From Heaven Above to Earth I Come
There is a great deal of excitement this morning. Today is a bit different as we are celebrating the Eve of Christ’s birth in the morning. The children are excited to speak their memorized Bible verses and hymns. Parents are excited to see their children in the front of church sharing the Savior’s story.
The children are excited because they think that after worship this morning, they’ll have more time to open and then play with their presents. Families are excited that they’ll be able to have more time to go to Grandpa and Grandma’s house this afternoon. You are excited to be able to come back to church this evening to sing all different Christmas hymns and hear a different Christmas message in our candlelight service.
However, in the past, you probably weren’t all that excited to sing Martin Luther’s Christmas hymn, “From Heaven Above to Earth I Come.” My goodness, it has fifteen stanzas! That’s a good eight minutes for just one song!
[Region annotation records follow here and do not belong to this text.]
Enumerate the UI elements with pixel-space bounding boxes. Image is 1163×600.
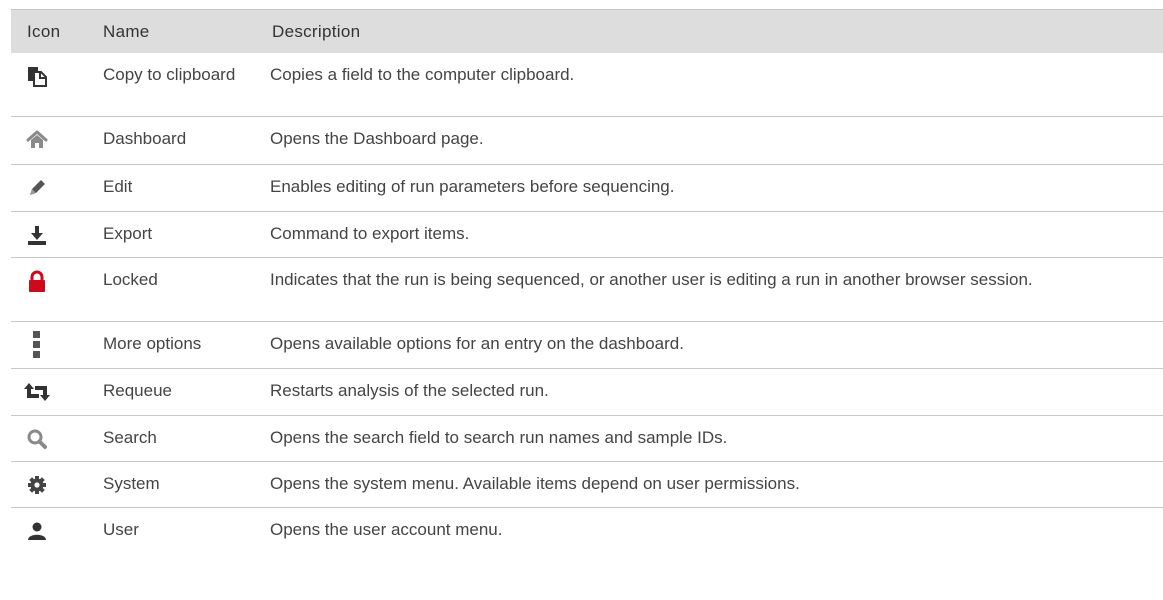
table-row: More options Opens available options for… bbox=[11, 322, 1163, 369]
row-name: Export bbox=[103, 224, 153, 243]
pencil-icon bbox=[25, 176, 49, 200]
export-download-icon bbox=[25, 223, 49, 247]
table-row: Export Command to export items. bbox=[11, 212, 1163, 258]
row-description: Opens the search field to search run nam… bbox=[270, 428, 728, 447]
table-row: Dashboard Opens the Dashboard page. bbox=[11, 117, 1163, 165]
copy-to-clipboard-icon bbox=[25, 64, 49, 88]
row-description: Opens the user account menu. bbox=[270, 520, 503, 539]
table-row: User Opens the user account menu. bbox=[11, 508, 1163, 553]
row-description: Restarts analysis of the selected run. bbox=[270, 381, 549, 400]
row-description: Opens the Dashboard page. bbox=[270, 129, 484, 148]
table-row: Requeue Restarts analysis of the selecte… bbox=[11, 369, 1163, 416]
table-header: Icon Name Description bbox=[11, 9, 1163, 53]
header-icon: Icon bbox=[27, 22, 61, 41]
vertical-dots-icon bbox=[25, 330, 49, 360]
header-name: Name bbox=[103, 22, 150, 41]
table-row: Copy to clipboard Copies a field to the … bbox=[11, 53, 1163, 117]
search-icon bbox=[25, 427, 49, 451]
row-description: Opens the system menu. Available items d… bbox=[270, 474, 800, 493]
home-icon bbox=[25, 128, 49, 152]
row-description: Command to export items. bbox=[270, 224, 470, 243]
row-name: User bbox=[103, 520, 139, 539]
header-description: Description bbox=[272, 22, 361, 41]
row-name: Dashboard bbox=[103, 129, 187, 148]
row-name: Search bbox=[103, 428, 157, 447]
row-name: Locked bbox=[103, 270, 158, 289]
table-row: Locked Indicates that the run is being s… bbox=[11, 258, 1163, 322]
row-name: More options bbox=[103, 334, 202, 353]
row-name: Requeue bbox=[103, 381, 173, 400]
table-row: Edit Enables editing of run parameters b… bbox=[11, 165, 1163, 212]
table-row: System Opens the system menu. Available … bbox=[11, 462, 1163, 508]
gear-icon bbox=[25, 473, 49, 497]
row-description: Opens available options for an entry on … bbox=[270, 334, 684, 353]
row-description: Enables editing of run parameters before… bbox=[270, 177, 675, 196]
requeue-icon bbox=[23, 380, 51, 404]
lock-icon bbox=[25, 269, 49, 293]
row-name: Copy to clipboard bbox=[103, 65, 236, 84]
table-row: Search Opens the search field to search … bbox=[11, 416, 1163, 462]
row-description: Copies a field to the computer clipboard… bbox=[270, 65, 575, 84]
user-icon bbox=[25, 519, 49, 543]
row-name: System bbox=[103, 474, 160, 493]
row-description: Indicates that the run is being sequence… bbox=[270, 270, 1033, 289]
icon-reference-table: Icon Name Description Copy to clipboard … bbox=[11, 9, 1163, 553]
row-name: Edit bbox=[103, 177, 133, 196]
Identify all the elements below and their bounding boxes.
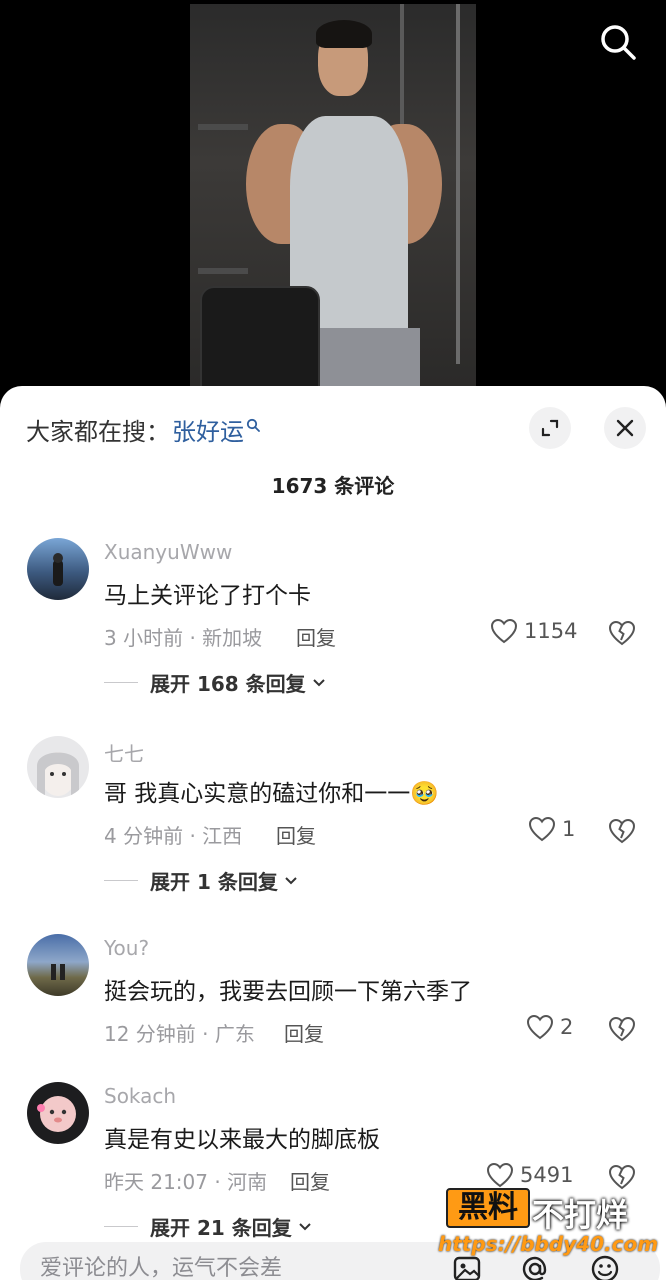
expand-replies[interactable]: 展开 168 条回复 xyxy=(104,668,326,697)
video-player[interactable] xyxy=(0,0,666,400)
comment-sheet: 大家都在搜： 张好运 1673 条评论 XuanyuWww 马上关评论了打个卡 … xyxy=(0,386,666,1280)
expand-button[interactable] xyxy=(529,407,571,449)
emoji-icon xyxy=(591,1255,619,1280)
hot-search[interactable]: 大家都在搜： 张好运 xyxy=(26,412,260,447)
avatar[interactable] xyxy=(27,538,89,600)
heart-icon xyxy=(490,618,518,644)
chevron-down-icon xyxy=(299,1222,311,1230)
expand-icon xyxy=(541,419,559,437)
expand-replies-label: 展开 21 条回复 xyxy=(150,1216,292,1240)
divider xyxy=(104,1226,138,1227)
gym-bench xyxy=(200,286,320,400)
heart-icon xyxy=(528,816,556,842)
chevron-down-icon xyxy=(285,876,297,884)
comment-username[interactable]: You? xyxy=(104,936,149,960)
comment-meta: 3 小时前 · 新加坡 xyxy=(104,626,263,650)
dislike-button[interactable] xyxy=(608,1164,636,1194)
expand-replies[interactable]: 展开 1 条回复 xyxy=(104,866,298,895)
search-icon xyxy=(601,25,636,60)
broken-heart-icon xyxy=(608,1016,636,1042)
heart-icon xyxy=(486,1162,514,1188)
like-button[interactable]: 1 xyxy=(528,816,575,842)
broken-heart-icon xyxy=(608,620,636,646)
comment-input[interactable] xyxy=(40,1250,420,1280)
reply-button[interactable]: 回复 xyxy=(296,622,336,651)
video-frame[interactable] xyxy=(190,4,476,400)
chevron-down-icon xyxy=(312,678,325,686)
broken-heart-icon xyxy=(608,818,636,844)
avatar[interactable] xyxy=(27,1082,89,1144)
divider xyxy=(104,682,138,683)
avatar[interactable] xyxy=(27,736,89,798)
comment-username[interactable]: Sokach xyxy=(104,1084,176,1108)
mention-icon xyxy=(522,1256,547,1280)
comment-text: 哥 我真心实意的磕过你和一一🥹 xyxy=(104,781,439,807)
comment-username[interactable]: XuanyuWww xyxy=(104,540,232,564)
like-count: 1154 xyxy=(524,619,578,643)
heart-icon xyxy=(526,1014,554,1040)
comment-meta: 昨天 21:07 · 河南 xyxy=(104,1170,268,1194)
comment-meta: 4 分钟前 · 江西 xyxy=(104,824,243,848)
small-search-icon xyxy=(246,418,260,432)
mention-button[interactable] xyxy=(518,1252,552,1280)
expand-replies-label: 展开 168 条回复 xyxy=(150,672,306,696)
emoji-button[interactable] xyxy=(588,1252,622,1280)
close-button[interactable] xyxy=(604,407,646,449)
expand-replies[interactable]: 展开 21 条回复 xyxy=(104,1212,312,1241)
like-count: 2 xyxy=(560,1015,574,1039)
dislike-button[interactable] xyxy=(608,620,636,650)
reply-button[interactable]: 回复 xyxy=(284,1018,324,1047)
expand-replies-label: 展开 1 条回复 xyxy=(150,870,278,894)
like-count: 1 xyxy=(562,817,576,841)
dislike-button[interactable] xyxy=(608,1016,636,1046)
comment-text: 挺会玩的，我要去回顾一下第六季了 xyxy=(104,979,472,1005)
comment-meta: 12 分钟前 · 广东 xyxy=(104,1022,255,1046)
comment-text: 真是有史以来最大的脚底板 xyxy=(104,1127,380,1153)
comment-username[interactable]: 七七 xyxy=(104,738,144,767)
search-button[interactable] xyxy=(596,20,640,64)
like-button[interactable]: 1154 xyxy=(490,618,577,644)
reply-button[interactable]: 回复 xyxy=(276,820,316,849)
person-hair xyxy=(316,20,372,48)
gym-shelf xyxy=(198,124,248,274)
comment-input-bar xyxy=(20,1242,660,1280)
divider xyxy=(104,880,138,881)
broken-heart-icon xyxy=(608,1164,636,1190)
image-icon xyxy=(453,1256,481,1280)
close-icon xyxy=(616,419,634,437)
comment-text: 马上关评论了打个卡 xyxy=(104,583,311,609)
hot-search-keyword[interactable]: 张好运 xyxy=(172,412,244,447)
reply-button[interactable]: 回复 xyxy=(290,1166,330,1195)
like-button[interactable]: 2 xyxy=(526,1014,573,1040)
like-count: 5491 xyxy=(520,1163,574,1187)
avatar[interactable] xyxy=(27,934,89,996)
like-button[interactable]: 5491 xyxy=(486,1162,573,1188)
image-button[interactable] xyxy=(450,1252,484,1280)
dislike-button[interactable] xyxy=(608,818,636,848)
hot-search-prefix: 大家都在搜： xyxy=(26,418,170,446)
comment-count: 1673 条评论 xyxy=(271,474,395,498)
And yet, when you paid attention to the words of Luther’s hymn, you could hear the excitement of the angel Gabriel in the first five stanzas. “From heav’n above to earth I come To bear good news to ev’ry home; Glad tidings of great joy I bring, Where-of I now will say and sing.” Then the angel goes on to sing about where this Christchild came from and what He came to do.
But, why should the angel be so excited? Everything seemed so ordinary. Mothers have babies all the time. The earthly parents seemed ordinary enough. A peasant girl and a Jewish carpenter from Nazareth. Sure, there is some intrigue with where the family is going to stay since the Bethlehem inn is full. But, they most likely stayed with one of Joseph’s extended family members, in the room off to the side of the house where the cattle, sheep, and donkey would have bedded down for the evening.
This is no ordinary child, as we sang about in stanzas six through fifteen. We joined our voices with those of the shepherds to ask: “Who is this child, so young and fair? It is the Christchild lying there.”
Throughout the remaining stanzas, with excitement we sang how this was no ordinary child. We sang of the contrast between what this Child left in heaven and what He was experiencing on earth. “Welcome to earth, O noble Guest, Through whom the sinful world is blest! You came to share my misery That you might share your joy with me.”
“Ah, Lord, though you created all, How weak you are, so poor and small, That you should choose to lay your head Where lowly cattle lately fed!”
I love the eleventh stanza in the English. It is the very rare hymn that uses the word “stuff” in it. But, you need something to rhyme with “rough.” “Instead of soft and silken stuff You have but hay and straw so rough On which as King, so rich and great, To be enthroned in royal state.”
There is excitement in both Luke’s Gospel and Luther’s hymn. Gabriel is excited to come from heaven above to earth to proclaim the birth of this Child to Mary. The heavenly angels are excited to sing “Glory to God in the highest” to this extraordinary Child. The shepherds are excited to leave their field to run and worship this Child in the manger.
What made the ordinary so extraordinary? Why all the excitement? God became one of us to rescue all of us. To provide the perfect life that was demanded as payment for sin, God required a perfect human being. The Bible explains, “For this reason, [Jesus] had to become like his brothers in every way, in order that he would be a merciful and faithful high priest in the things pertaining to God, so that he could pay for the sins of the people” (Hebrews 2:17).
No wonder everyone was so excited! This special baby, sent from heaven by God, came to “free those who all their lives were held in slavery by their fear of death” (Hebrews 2:15). This baby has changed who we are. We used to be mortal, subject to death. Now, we no longer fear death. Death is just the evening here on earth that flows into the bright new morning in heaven.
This baby came to share our misery as He grew up to be scorned, to suffer, and to die. He allowed this to happen to Him so that we might receive joy, comfort, and resurrection.
The shepherds and angels are so excited because this baby did not come to be like us. He came to be one of us!
Marvel with the angels and shepherds at the miracle of the incarnation of Jesus: “Since the children have flesh and blood, he too shared in their humanity” (Hebrews 2:14). Hidden within the ordinary is that which is beyond extraordinary! Christ left His golden throne to be laid in a cattle trough, so that we might be gathered one day around His golden throne. Christ left the praise of the saints and angels in heaven so that he would be surrounded by smelly animals, dirty shepherds, and an unwed couple, so that we might surround Him one day with the saints and angels.
Christ shared our humanity so that He could keep the Law perfectly and then give that perfection to cover our imperfection. Christ shared our humanity so that He could suffer hell in our place and then give us heaven instead. Christ shared our humanity so that God could die. It is through the God-Man’s death and resurrection that we are rescued from death and saved for eternity.
That’s why we are so excited this morning! What we are celebrating this morning is anything but ordinary!
Excited enough to sing stanzas fourteen and fifteen: “My heart for very joy must leap; My lips no more can silence keep. I, too, must sing with joyful tongue That sweetest ancient cradle song: Glory to God in highest heaven, Who unto us his Son has given! While angels sing with pious mirth A glad new year to all the earth.” Amen.